Mental health, more so than physical health apart from contagious diseases, is something we provide not just for the benefit of the patient, but for the benefit of the community, because untreated mental health conditions are externalities that can do great harm.
There is nothing inconsistent or problematic about designing a health care system in which mental health care might be designed on a single payer universal system with a pro-active approach to bringing people into the system, much like the public schools, while physical health care might be handled mostly on a much more patient driven basis under something like the current Obamacare mix of employer provided insurance for people who work for big business, insurance exchanges with incentives for the self-employed and small businesses, Medicaid for the poor, and a single payer system for the elderly.
Even the physical care system already has an institutionally quite different set of arrangements for trauma and acute illness care (for which insurance company preferred network providers are dispensed with) and non-trauma care.
Likewise, the case for establishing universal free or low cost access to reproductive health care in a manner that is largely independent of the employer based health insurance regime and the vagaries of politics, for example, funding it through a long term endowment, might make a lot of sense.
Neither mental health care, nor reproductive health care, make up a particularly large share of the U.S. health care budget. Mental health care and substance abuse treatment makes up about 7% of the total health care budget.
Comprehensive reproductive health care including birth control, abortion, STD treatment, prenatal and obstetric care, and fertility treatments is considerable less expensive - and the politically most sensitive aspects of it - birth control, abortion and STD treatment - are all quite inexpensive per capita indeed, but if funding for these were "solved" the political barriers to other kinds of government health care mandates and funding could be greatly reduced.

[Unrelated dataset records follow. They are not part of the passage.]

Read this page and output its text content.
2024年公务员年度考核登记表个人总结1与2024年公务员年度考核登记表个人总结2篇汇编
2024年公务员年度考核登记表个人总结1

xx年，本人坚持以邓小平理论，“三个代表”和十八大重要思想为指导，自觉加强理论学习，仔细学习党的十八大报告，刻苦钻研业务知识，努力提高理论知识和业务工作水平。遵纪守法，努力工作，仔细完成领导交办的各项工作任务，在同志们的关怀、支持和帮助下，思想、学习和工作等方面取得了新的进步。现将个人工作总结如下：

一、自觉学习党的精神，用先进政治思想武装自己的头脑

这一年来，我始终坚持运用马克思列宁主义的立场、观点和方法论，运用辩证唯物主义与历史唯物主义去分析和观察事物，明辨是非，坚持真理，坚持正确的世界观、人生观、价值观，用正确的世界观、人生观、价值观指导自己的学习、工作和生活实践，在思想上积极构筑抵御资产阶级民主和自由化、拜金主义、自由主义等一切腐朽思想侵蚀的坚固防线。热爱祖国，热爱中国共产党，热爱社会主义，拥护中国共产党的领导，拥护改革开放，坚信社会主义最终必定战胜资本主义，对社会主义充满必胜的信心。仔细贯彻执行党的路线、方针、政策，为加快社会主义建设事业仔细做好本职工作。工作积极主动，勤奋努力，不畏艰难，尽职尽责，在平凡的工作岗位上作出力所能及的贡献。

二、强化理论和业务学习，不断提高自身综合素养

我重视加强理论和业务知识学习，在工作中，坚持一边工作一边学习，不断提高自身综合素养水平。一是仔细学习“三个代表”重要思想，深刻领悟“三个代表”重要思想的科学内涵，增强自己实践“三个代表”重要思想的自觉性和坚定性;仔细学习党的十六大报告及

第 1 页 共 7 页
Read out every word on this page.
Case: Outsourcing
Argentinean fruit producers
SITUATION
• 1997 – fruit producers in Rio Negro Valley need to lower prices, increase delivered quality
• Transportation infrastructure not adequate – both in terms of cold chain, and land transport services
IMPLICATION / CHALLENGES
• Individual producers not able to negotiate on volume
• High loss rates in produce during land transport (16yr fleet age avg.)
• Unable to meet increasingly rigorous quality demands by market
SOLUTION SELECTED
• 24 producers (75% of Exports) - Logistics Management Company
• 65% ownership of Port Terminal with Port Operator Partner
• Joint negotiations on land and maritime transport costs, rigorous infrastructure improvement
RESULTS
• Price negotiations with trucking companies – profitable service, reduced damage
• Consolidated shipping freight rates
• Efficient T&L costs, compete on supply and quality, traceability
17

Even in the case of much less controversial reproductive health care services, evaluating reproductive health care needs based upon on per lifetime perspective, rather than a per year perspective, makes much more sense from an insurance underwriting and total health care perspective. Your prenatal and delivery health care quality should not be a function of the particular economic circumstances you have in the year that a baby is born for an event that happens a relatively small number of times in a lifetime. This can lead to mischief and inappropriate incentives on the part of both insurance companies and health insurance beneficiaries (who might, for example, have children inappropriately early for themselves in their relationship due to the availability of health care at the moment, or might postpone childbearing due to its lack when it would otherwise be a good time to have children).